Sebagai orang mu’min yang terus belajar kita harus terbiasa dengan perbedaan pendapat para ulama selama tidak keluar dari dalil dan pemahaman awwal.
Jadi kurang tepat pendapat bahwa Allah ﷻ hanya memberikan Rahiim Nya untuk orang yang beriman. Karena bahkan orang kafir di neraka pun mendapatkan Rahiim Nya, yakni berupa pemberian siksa yang levelnya ringan.
Perbedaan antara “Ar-Rahman” dan “Ar-Rahiim” lainnya adalah bahwa “Ar-Rahmaan” itu khusus untuk Allah Ta’ala. Sedangkan Allah Ta’ala terkadang mensifati sebagian hamba-Nya dengan sifat “rahiim”. Sebagaimana firman Allah Ta’ala,
لَقَدْ جَاءَكُمْ رَسُولٌ مِنْ أَنْفُسِكُمْ عَزِيزٌ عَلَيْهِ مَا عَنِتُّمْ حَرِيصٌ عَلَيْكُمْ بِالْمُؤْمِنِينَ رَءُوفٌ رَحِيمٌ
“Sungguh telah datang kepadamu seorang Rasul dari kaummu sendiri, berat terasa olehnya penderitaanmu, sangat menginginkan (keimanan dan keselamatan) bagimu, amat belas kasihan lagi penyayang terhadap orang-orang mukmin.” (QS. At-Taubah [9]: 128)
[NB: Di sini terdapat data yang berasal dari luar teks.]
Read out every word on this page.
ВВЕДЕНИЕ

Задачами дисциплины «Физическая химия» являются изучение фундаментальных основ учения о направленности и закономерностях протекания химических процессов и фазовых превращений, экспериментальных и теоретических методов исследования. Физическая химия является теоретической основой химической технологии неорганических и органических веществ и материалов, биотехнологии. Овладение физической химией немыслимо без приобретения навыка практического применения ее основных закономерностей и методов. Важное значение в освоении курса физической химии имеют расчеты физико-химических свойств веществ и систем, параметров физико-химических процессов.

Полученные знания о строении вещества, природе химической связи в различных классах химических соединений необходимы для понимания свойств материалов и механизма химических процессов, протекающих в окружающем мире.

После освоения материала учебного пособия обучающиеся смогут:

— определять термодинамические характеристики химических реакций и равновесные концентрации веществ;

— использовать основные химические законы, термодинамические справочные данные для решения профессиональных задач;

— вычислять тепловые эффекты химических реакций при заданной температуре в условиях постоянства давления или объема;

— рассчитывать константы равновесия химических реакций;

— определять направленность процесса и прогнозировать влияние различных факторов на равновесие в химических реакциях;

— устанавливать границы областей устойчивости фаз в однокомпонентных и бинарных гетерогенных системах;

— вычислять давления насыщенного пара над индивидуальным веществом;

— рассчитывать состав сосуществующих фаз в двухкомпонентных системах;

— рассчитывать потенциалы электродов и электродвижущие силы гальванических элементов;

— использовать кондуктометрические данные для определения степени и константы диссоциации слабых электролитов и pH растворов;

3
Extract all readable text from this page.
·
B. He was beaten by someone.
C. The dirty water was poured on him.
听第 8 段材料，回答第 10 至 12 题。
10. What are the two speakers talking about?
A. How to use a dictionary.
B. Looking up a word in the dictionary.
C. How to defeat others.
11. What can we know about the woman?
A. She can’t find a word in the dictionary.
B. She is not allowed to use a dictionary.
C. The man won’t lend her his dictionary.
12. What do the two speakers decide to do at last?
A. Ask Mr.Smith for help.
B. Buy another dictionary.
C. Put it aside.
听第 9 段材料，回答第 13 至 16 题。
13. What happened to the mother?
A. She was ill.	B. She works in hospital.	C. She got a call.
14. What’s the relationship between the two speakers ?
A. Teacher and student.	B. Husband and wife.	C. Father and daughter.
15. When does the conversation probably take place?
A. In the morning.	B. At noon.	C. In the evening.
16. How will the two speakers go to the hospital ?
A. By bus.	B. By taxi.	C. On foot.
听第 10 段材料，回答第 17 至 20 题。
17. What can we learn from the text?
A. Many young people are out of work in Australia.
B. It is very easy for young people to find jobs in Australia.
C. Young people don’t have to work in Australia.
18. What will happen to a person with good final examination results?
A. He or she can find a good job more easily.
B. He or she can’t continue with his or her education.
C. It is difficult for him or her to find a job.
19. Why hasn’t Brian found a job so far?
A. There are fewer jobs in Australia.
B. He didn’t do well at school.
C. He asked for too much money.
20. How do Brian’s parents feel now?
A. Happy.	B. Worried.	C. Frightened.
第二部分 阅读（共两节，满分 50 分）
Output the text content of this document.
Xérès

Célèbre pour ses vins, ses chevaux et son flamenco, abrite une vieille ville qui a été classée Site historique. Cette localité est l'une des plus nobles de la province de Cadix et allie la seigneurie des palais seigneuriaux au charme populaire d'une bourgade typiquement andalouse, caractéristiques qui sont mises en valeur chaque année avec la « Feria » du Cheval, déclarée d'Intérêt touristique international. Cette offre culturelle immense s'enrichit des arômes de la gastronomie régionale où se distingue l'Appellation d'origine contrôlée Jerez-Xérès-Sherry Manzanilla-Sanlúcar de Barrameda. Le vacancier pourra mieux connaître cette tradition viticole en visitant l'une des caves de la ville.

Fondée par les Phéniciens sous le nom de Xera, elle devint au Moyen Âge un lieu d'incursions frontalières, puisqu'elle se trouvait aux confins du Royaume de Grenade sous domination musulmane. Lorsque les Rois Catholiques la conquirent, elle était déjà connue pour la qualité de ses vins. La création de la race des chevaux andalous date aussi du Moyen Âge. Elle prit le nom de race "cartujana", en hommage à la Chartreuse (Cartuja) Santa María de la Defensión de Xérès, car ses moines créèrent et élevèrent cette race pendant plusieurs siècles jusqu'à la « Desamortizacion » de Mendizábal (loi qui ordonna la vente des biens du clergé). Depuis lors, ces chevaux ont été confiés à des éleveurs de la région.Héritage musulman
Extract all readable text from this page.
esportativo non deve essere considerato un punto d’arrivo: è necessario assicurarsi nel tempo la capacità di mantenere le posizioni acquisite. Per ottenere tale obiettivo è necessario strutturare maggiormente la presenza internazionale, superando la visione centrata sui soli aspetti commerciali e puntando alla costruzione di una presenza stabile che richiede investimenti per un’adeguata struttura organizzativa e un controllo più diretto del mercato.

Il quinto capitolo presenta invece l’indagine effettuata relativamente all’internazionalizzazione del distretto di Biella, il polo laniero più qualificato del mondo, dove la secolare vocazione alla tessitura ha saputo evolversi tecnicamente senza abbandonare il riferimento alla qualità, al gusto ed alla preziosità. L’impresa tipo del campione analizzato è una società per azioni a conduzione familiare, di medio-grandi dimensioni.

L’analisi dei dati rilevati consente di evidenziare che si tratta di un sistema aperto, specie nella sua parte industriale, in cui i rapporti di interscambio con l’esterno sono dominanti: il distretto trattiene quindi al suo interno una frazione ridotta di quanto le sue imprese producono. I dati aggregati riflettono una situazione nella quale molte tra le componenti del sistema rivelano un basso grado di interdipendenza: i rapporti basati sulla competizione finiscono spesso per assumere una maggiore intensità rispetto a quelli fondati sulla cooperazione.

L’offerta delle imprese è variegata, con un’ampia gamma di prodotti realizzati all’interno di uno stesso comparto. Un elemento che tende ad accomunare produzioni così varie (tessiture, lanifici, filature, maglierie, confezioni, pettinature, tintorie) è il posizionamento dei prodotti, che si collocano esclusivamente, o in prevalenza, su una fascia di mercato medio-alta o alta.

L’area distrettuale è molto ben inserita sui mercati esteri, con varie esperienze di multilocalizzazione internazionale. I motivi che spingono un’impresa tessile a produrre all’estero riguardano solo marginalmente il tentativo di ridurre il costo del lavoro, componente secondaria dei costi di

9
Umat nabi-nabi terdahulu langsung diadzab saat mereka membangkang.
Berbeda halnya dengan ummat Rasulullaah ﷺ, yang tidak diadzab langsung seketika mereka berbuat dzalim.
Contoh kasus, kedzaliman kaum thaif tidak direspon sepadan oleh Rasulullaah ﷺ Karena adanya sifat Rahiim dalam diri Rasulullaah ﷺ, padahal di saat yang sama, malaikat sudah menawarkan bantuan untuk menghukum kaum Thaif yang dzalim.
Yang perlu diperhatikan adalah meskipun sebagian hamba memiliki sifat “rahiim”, sifat tersebut berbeda dengan sifat “rahiim” yang dimiliki oleh Allah Ta’ala. Karena sifat “rahiim” Allah adalah sesuai dengan keagungan, kebesaran dan kemuliaan Allah Ta’ala, dan sifat “rahiim” yang dimiliki hamba itu sesuai dengan yang layak untuk makhluk. Dan sifat Allah Ta’ala tidaklah sama atau serupa dengan sifat makhluk, sebagaimana firman Allah Ta’ala,
لَيْسَ كَمِثْلِهِ شَيْءٌ وَهُوَ السَّمِيعُ الْبَصِيرُ
“Tidak ada sesuatu pun yang serupa dengan Dia, dan Dia-lah yang Maha mendengar dan Melihat.” (QS. Asy-Syura [42]: 11).
Tak ada Yang sekufu dengan Allah ﷻ.
Belajar dari Sifat Allah ini, maka kita sebagai makhlukNya hendaknya juga mengasihi makhluk Allaah di bumi.